“Oh, Frank dear, I wonder if you will think of me before you marry Annie Guthrie. Wherever I am I shall be thinking of you.”
And now that time which she foresaw has come, and Heaven knows that I have thought of her, poor dear. Ah! those footsteps of one dead that will echo through our lives, those woman’s footprints on the marble flooring which will not be stamped out. Most of us have heard and seen them at some time or other, and I hear and see them very plainly to-night. Poor dead wife, I wonder if there are any doors in the land where you have gone through which you can creep out to look at me to-night? I hope that there are none. Death must indeed be a hell if the dead can see and feel and take measure of the forgetful faithlessness of their beloved. Well, I will go to bed and try to get a little rest. I am not so young or so strong as I was, and this wedding wears me out. I wish that the whole thing were done or had never been begun.
What was that? It was not the wind, for it never makes that sound here, and it was not the rain, since the rain has ceased its surging for a moment; nor was it the howling of a dog, for I keep none. It was more like the crying of a woman’s voice; but what woman can be abroad on such a night or at such an hour—half-past one in the morning?
There it is again—a dreadful sound; it makes the blood turn chill, and yet has something familiar about it. It is a woman’s voice calling round the house. There, she is at the window now, and rattling it, and, great heavens! she is calling me.
“Frank!
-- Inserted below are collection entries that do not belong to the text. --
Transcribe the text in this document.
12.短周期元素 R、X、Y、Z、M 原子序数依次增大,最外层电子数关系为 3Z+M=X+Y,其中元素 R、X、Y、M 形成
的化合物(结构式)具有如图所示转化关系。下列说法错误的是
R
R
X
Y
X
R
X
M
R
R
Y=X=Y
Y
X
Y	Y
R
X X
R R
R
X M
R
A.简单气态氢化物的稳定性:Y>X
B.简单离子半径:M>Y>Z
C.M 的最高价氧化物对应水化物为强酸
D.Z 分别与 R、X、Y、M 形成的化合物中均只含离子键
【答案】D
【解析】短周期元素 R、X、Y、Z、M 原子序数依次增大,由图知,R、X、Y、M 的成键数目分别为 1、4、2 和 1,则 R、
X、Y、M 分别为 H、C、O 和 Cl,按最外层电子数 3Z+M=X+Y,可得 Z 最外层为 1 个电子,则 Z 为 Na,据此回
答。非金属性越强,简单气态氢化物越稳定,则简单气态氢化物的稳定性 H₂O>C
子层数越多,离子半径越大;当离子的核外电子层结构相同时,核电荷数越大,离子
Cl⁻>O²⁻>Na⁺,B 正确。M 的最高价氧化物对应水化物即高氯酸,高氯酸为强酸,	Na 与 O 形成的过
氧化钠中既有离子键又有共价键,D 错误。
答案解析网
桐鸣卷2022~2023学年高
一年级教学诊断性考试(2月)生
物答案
Frank! Frank!” she calls.
I strive to stir and unshutter that window, but before I can get there she is knocking and calling at another.
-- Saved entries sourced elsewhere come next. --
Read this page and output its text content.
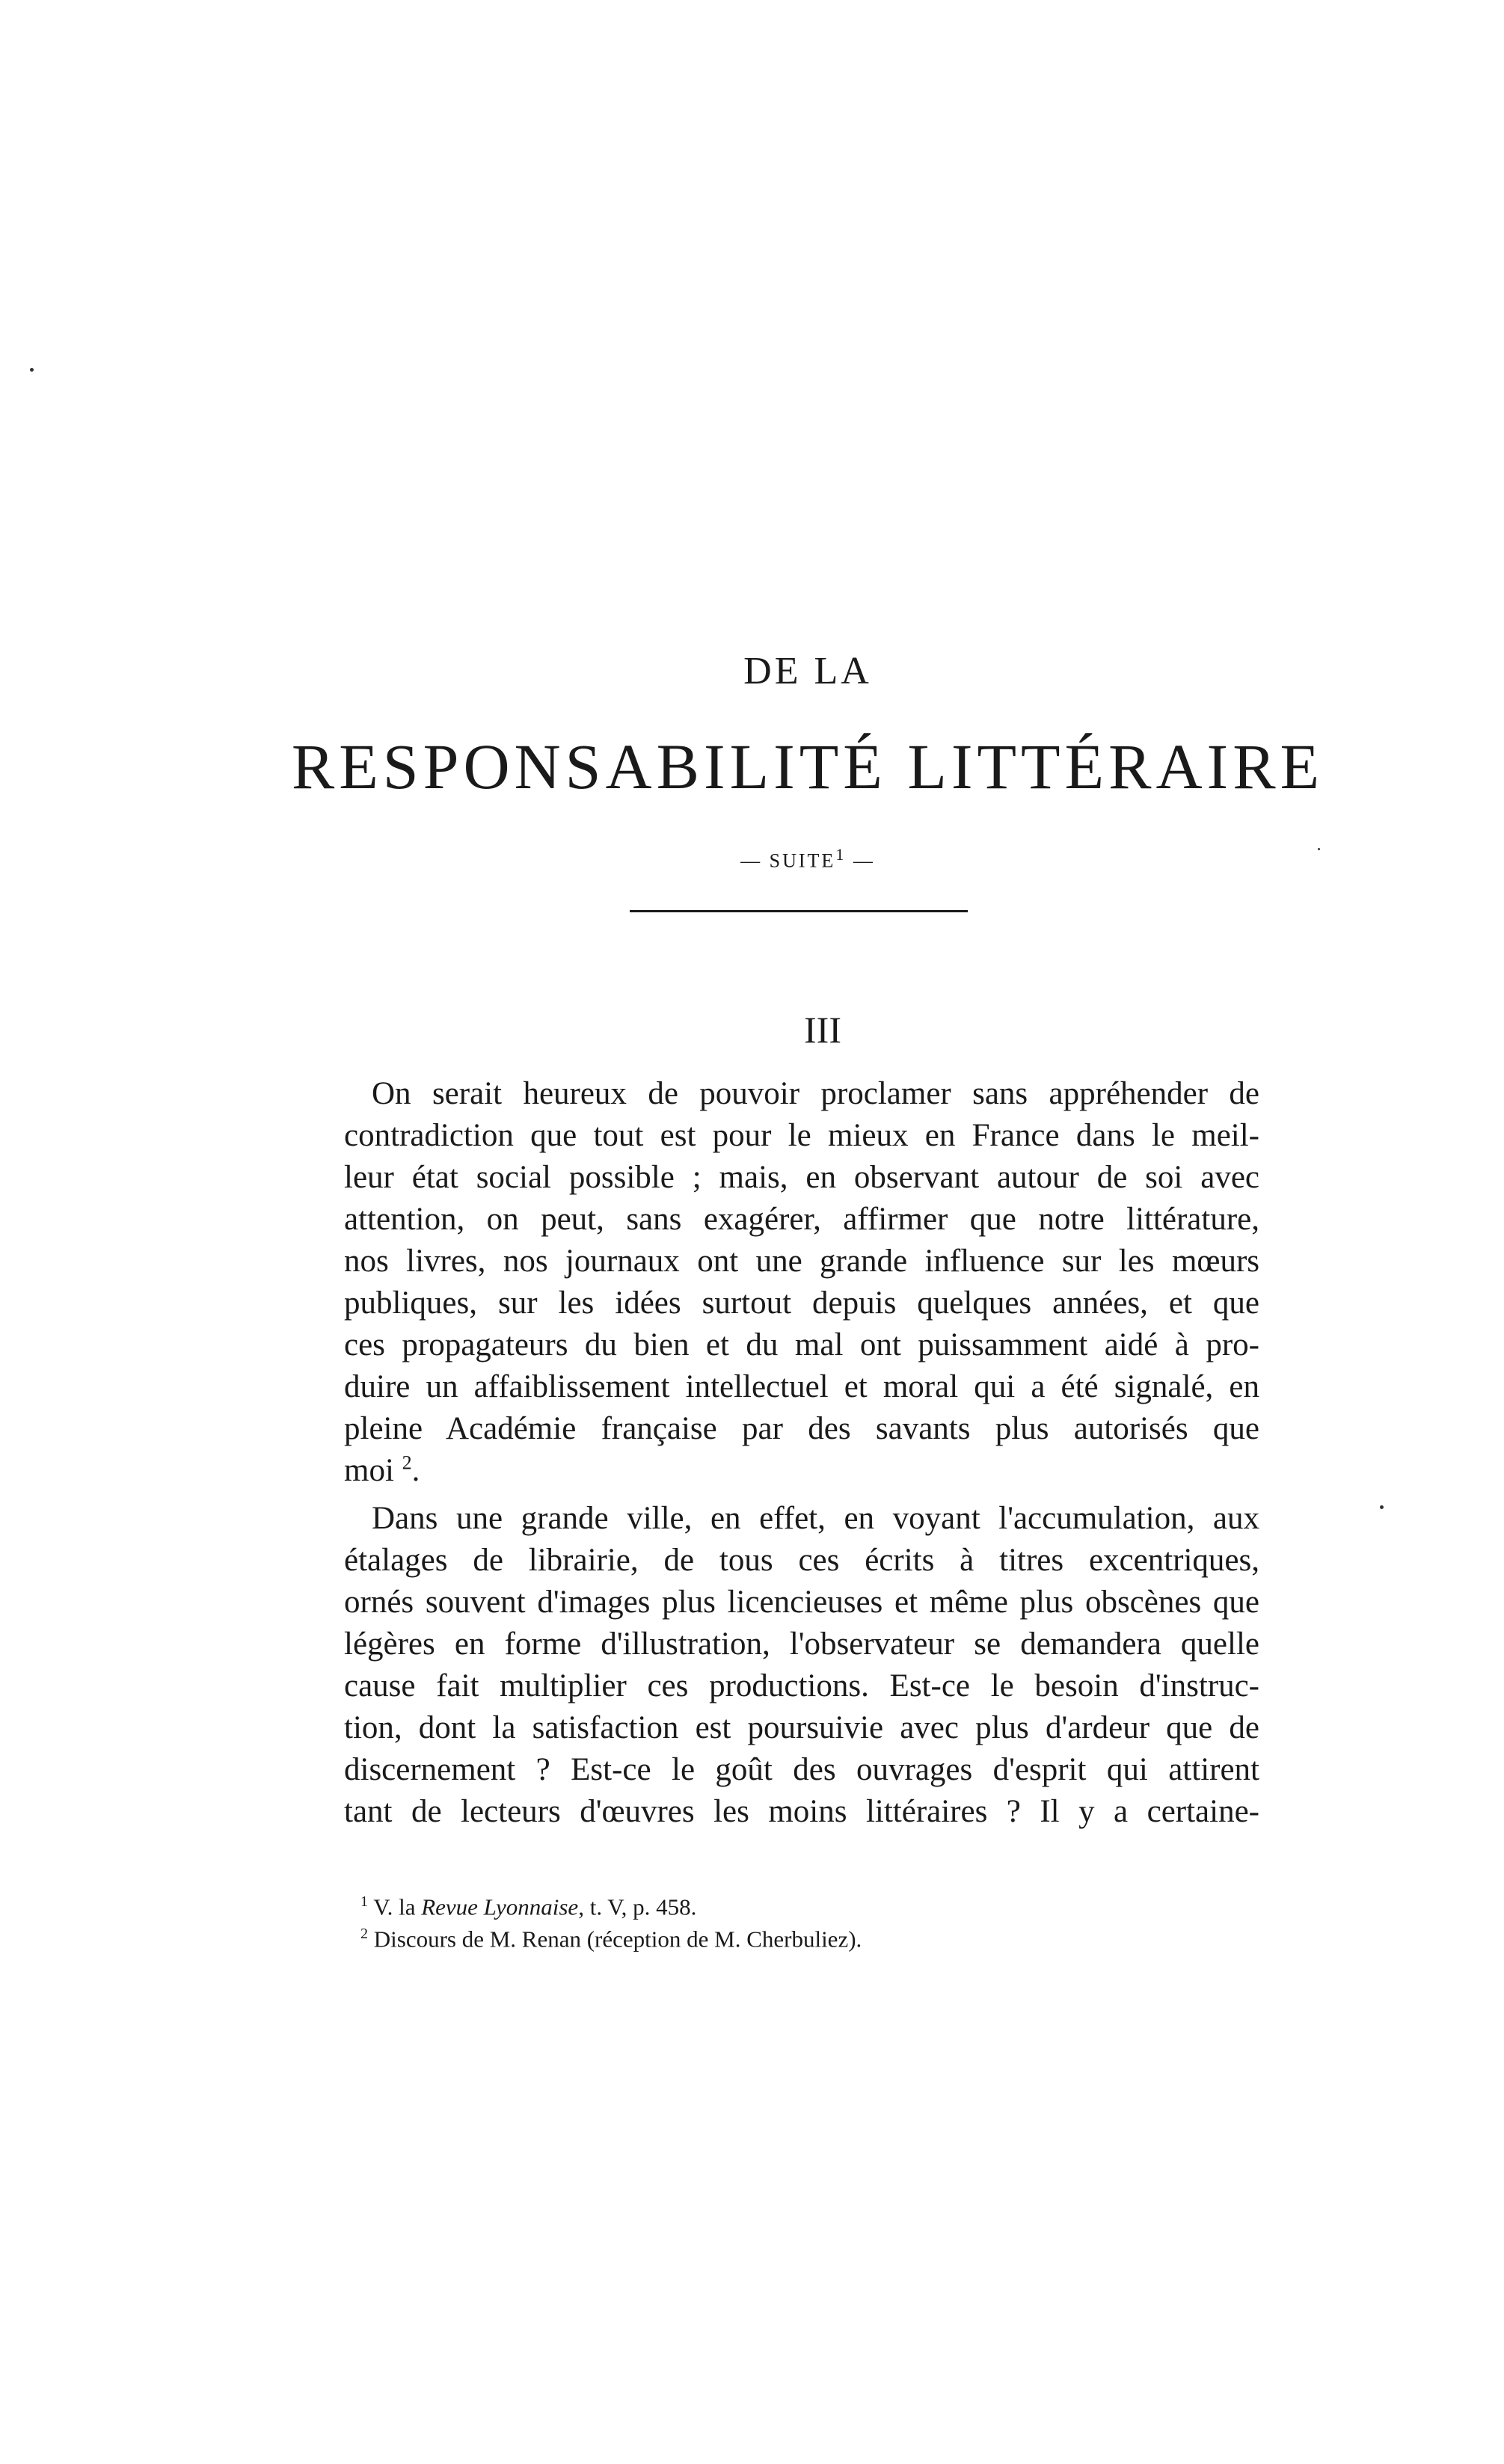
DE LA
RESPONSABILITÉ LITTÉRAIRE
— SUITE$^1$ —
III
On serait heureux de pouvoir proclamer sans appréhender de
contradiction que tout est pour le mieux en France dans le meil-
leur état social possible ; mais, en observant autour de soi avec
attention, on peut, sans exagérer, affirmer que notre littérature,
nos livres, nos journaux ont une grande influence sur les mœurs
publiques, sur les idées surtout depuis quelques années, et que
ces propagateurs du bien et du mal ont puissamment aidé à pro-
duire un affaiblissement intellectuel et moral qui a été signalé, en
pleine Académie française par des savants plus autorisés que
moi $^2$.
Dans une grande ville, en effet, en voyant l'accumulation, aux
étalages de librairie, de tous ces écrits à titres excentriques,
ornés souvent d'images plus licencieuses et même plus obscènes que
légères en forme d'illustration, l'observateur se demandera quelle
cause fait multiplier ces productions. Est-ce le besoin d'instruc-
tion, dont la satisfaction est poursuivie avec plus d'ardeur que de
discernement ? Est-ce le goût des ouvrages d'esprit qui attirent
tant de lecteurs d'œuvres les moins littéraires ? Il y a certaine-
$^1$ V. la Revue Lyonnaise, t. V, p. 458.
$^2$ Discours de M. Renan (réception de M. Cherbuliez).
Gone again, with her dreadful wail of “Frank! Frank!” Now I hear her at the front door, and, half mad with a horrible fear, I run down the long, dark hall and unbar it. There is nothing there—nothing but the wild rush of the wind and the drip of the rain from the portico. But I can hear the wailing voice going round the house, past the patch of shrubbery. I close the door and listen. There, she has got through the little yard, and is at the back door now. Whoever it is, she must know the way about the house. Along the hall I go again, through a swing door, through the servants’ hall, stumbling down some steps into the kitchen, where the embers of the fire are still alive in the grate, diffusing a little warmth and light into the dense gloom.
Whoever it is at the door is knocking now with her clenched hand against the hard wood, and it is wonderful, though she knocks so low, how the sound echoes through the empty kitchens.
There I stood and hesitated, trembling in every limb; I dared not open the door. No words of mine can convey the sense of utter desolation that overpowered me. I felt as though I were the only living man in the whole world.